The remainder of the aorta was then opened, and multiple bleeding intercostal and lumbar vessels in both the true and false lumens were identified. Because of the stable intraoperative MEP, all intercostal arteries were ligated without reimplantation.

The distal aorta was occluded; therefore, any further distal reconstruction was aborted. The distal end of the main body graft was oversewn. The left iliac bypass graft (12-mm Dacron graft) was anastomosed to the distal aspect of the main body graft, and the 10-mm Dacron sidearm was clamped and oversewn (Fig 2, D). At that point, all MEP were satisfactory, and the LHB circuit was discontinued. The aortic aneurysm sac was closed over the aortic reconstruction.

Postoperatively, the patient required an increase in blood pressure to maintain spinal cord perfusion, which was ultimately weaned to the normal range. She also experienced an increase in creatinine to 1.6 mg/dL, which had normalized before discharge. She maintained the use of all her extremities without paresis or paralysis. At 1 year of follow-up, the patient did not show clinical signs of spinal cord ischemia, visceral ischemia, or renal failure. The 1-year follow-up computed tomography angiogram showed thrombosis of the false lumen and patent aortic–visceral and aortic–renal bypasses (Fig 3).

Fig 3

One-year follow-up computed tomography scan with volume rendered reconstruction of the extent II thoracoabdominal aortic aneurysm (TAAA) repair.

Discussion

The breadth of aortic involvement in extent II TAAA repair requires extensive preoperative planning and perioperative coordination. Our patient’s previous vascular interventions, including an ascending aortic arch reconstruction, aortoiliac reconstruction, and axillary–femoral–femoral bypass further compounded the difficulty of our operative approach. We, therefore, opted to perform a hybrid repair in which a TEVAR procedure would be used to serve as an elephant trunk for standard open extent III repair. However, she experienced infrarenal aortic occlusion, making the TEVAR and open TAAA repair both mutually necessary, and each procedure needed to be performed sequentially.
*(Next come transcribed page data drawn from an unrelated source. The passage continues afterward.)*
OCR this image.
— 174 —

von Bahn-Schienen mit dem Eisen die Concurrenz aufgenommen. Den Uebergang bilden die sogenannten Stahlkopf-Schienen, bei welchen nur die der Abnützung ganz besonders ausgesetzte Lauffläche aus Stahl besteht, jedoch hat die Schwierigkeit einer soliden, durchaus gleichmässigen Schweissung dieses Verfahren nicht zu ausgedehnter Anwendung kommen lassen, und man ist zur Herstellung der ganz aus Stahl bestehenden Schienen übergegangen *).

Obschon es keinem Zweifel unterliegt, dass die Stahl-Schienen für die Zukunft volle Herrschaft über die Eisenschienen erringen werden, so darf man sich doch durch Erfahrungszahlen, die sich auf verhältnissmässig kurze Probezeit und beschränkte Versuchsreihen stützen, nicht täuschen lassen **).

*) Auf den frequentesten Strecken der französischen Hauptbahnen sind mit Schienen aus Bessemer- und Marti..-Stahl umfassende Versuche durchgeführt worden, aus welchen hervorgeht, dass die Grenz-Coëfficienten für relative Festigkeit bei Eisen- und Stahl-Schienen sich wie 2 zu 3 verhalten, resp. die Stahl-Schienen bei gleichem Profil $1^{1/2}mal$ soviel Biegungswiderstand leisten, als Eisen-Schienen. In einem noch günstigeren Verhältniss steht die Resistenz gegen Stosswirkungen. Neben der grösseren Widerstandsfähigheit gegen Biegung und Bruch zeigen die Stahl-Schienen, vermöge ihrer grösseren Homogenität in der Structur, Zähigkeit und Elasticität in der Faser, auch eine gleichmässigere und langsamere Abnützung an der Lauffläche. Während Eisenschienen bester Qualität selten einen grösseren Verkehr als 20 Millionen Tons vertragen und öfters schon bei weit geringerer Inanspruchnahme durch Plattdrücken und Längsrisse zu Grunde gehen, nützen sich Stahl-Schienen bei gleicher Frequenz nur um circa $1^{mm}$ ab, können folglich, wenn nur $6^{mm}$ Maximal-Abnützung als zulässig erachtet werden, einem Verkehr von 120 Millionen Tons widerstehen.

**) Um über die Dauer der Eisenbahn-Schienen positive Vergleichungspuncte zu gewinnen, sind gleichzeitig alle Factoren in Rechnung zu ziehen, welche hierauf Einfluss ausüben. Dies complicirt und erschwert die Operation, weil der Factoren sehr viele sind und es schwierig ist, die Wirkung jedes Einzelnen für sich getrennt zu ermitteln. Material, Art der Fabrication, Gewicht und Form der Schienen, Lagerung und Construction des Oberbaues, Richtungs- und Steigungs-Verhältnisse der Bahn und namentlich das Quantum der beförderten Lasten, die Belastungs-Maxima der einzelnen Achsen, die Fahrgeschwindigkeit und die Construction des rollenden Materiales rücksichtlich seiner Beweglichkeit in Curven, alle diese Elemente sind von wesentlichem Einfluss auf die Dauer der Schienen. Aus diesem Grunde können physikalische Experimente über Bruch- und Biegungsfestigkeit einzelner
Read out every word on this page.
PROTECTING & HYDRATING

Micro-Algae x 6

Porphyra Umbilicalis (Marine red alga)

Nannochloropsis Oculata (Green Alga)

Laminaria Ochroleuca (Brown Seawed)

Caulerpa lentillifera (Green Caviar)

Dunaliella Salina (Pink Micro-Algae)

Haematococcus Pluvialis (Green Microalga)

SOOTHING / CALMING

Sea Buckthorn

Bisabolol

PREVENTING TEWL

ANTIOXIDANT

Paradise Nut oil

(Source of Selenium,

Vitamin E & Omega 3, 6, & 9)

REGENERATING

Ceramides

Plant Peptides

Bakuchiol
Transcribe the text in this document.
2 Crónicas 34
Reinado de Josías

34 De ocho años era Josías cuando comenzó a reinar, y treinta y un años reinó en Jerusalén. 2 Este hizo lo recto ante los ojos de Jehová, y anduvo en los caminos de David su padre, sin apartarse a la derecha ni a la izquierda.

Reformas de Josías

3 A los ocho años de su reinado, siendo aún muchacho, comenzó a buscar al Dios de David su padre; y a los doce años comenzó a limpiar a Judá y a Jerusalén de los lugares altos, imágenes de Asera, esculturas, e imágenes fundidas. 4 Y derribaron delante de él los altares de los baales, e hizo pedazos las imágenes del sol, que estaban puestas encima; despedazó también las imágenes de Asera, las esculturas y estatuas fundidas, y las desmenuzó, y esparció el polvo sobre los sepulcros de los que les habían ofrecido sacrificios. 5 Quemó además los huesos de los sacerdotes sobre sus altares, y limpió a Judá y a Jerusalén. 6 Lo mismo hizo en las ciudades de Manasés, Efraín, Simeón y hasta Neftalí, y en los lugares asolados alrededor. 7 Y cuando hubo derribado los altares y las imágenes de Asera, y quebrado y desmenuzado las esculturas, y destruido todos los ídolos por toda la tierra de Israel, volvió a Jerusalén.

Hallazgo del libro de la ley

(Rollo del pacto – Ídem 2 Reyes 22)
The use of TEVAR allows for descending thoracic repair without the need for aortic arch cross-clamping and aortic anastomosis. This was especially important for our patient because of her previous arch reconstruction. Furthermore, given the extent of the TAAA and no safe sequential clamping sites, we decided to reconstruct the visceral vessels with individual bypasses instead of reimplantation onto the main graft. With the use of our LHB circuit, each visceral and renal vessel was individually bypassed, with <10 minutes each of visceral and renal ischemia time.

Throughout the procedure, other forms of previously established multimodal organ protection were also used.5, 6, 7, 8 We placed a spinal cord drain at the start of the case for postoperative spinal cord perfusion pressure control. An LHB was established and used to perfuse the pelvis and lower extremities through the patent left femoral system and to perfuse the viscera and kidneys through direct access of the aorta.

Conclusions

The use of a staged repair distributes the cumulative spinal cord ischemia burden and allows time for vascular remodeling and collateralization.3, 4, 5 Although our case could not be performed using a staged repair, our results were comparable, with the expected acute kidney injury and no long-term renal failure, paralysis or paraplegia.